嫦娥奔月
1月3日、中国の月探査機「嫦娥(Change)4号」が月の“裏面”に着陸を成し遂げたというニュース( https://www.afpbb.com/articles/-/3204930 )が世界を駆け抜けた。が、人類初の快挙の割には日本を含む自由主義諸国では何故かあまり報道されなかった。
この月探査機の名前「嫦娥」は、中国の神話「嫦娥奔月」に描かれる月に住む仙女の名前で、日本の「竹取物語」の「かぐや姫」は「嫦娥」に由来すると言われている。月から来た美しい姫は十五夜に、育ててくれたお礼にと老夫婦に不老不死の薬を手渡し月に帰って行く。
「嫦娥」が住むと言われる月の裏側と自由に交信するのは、実は現代の技術を持ってしても難しく、これまではアメリカ海洋大気庁(NOAA)が打ち上げた人工衛星「DSCOVR」が撮った写真しかなかった。そこに探査機を着陸させるには地球から電波を届けなければならない。
そのため中国は今回の探査機の打上げに際して、予め月と地球の重力が均衡するラグランジュ点(L2軌道)と呼ばれるポイントに2018年5月に通信衛星「鵲橋(Queqiao)」を打ち上げて、事前に地上との交信を可能にしていた。
しかし今回のこの中国の快挙は、50年前にアメリカの有人宇宙船アポロ11号が月に降り立った時に比べて高揚感がなかったばかりか、むしろ中国は何をするのかと多くの国で警戒された。

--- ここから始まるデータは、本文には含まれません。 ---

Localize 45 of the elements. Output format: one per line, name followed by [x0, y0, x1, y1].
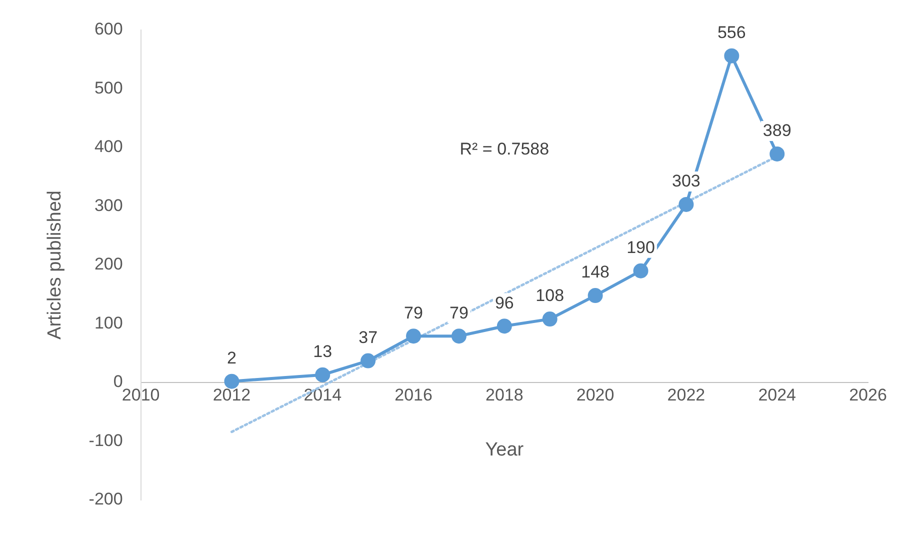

どうやら中国はこのラグランジュ点上の通信衛星「鵲橋」を使って第三国、特に一帯一路構想の範囲に含まれる国々に向け、次世代通信サービスを重点的に提供していくつもりのようだ。通信や地球観測データだけでなく様々なアプリケーションを欧米に先駆けて提供していくことになるのだろう。
「鵲橋」に先んじること2年、中国が2016年8月に世界初の量子通信衛星「墨子号」の打ち上げに成功していることも忘れてはいけない。2017年7月に同衛星で地上・宇宙間の量子テレポーテーションに、8月には量子鍵配送にも成功し準備は万全だ。
いつも秘密主義で情報公開を渋る中国が、今回、嫦娥4号の月の裏側着陸の快挙を極めてオープンに報道した。
これは特にアメリカに大きなインパクトを与えたようだ。この上5G技術で中国に先を越されると、アメリカの情報支配力は危機的な敗北に追い込まれる。
別れの際「かぐや姫」が老夫婦に手渡したように、「嫦娥」という「不老不死の薬」は、宇宙開発をリードしてきたアメリカにとって余りにも苦い薬だったのだ。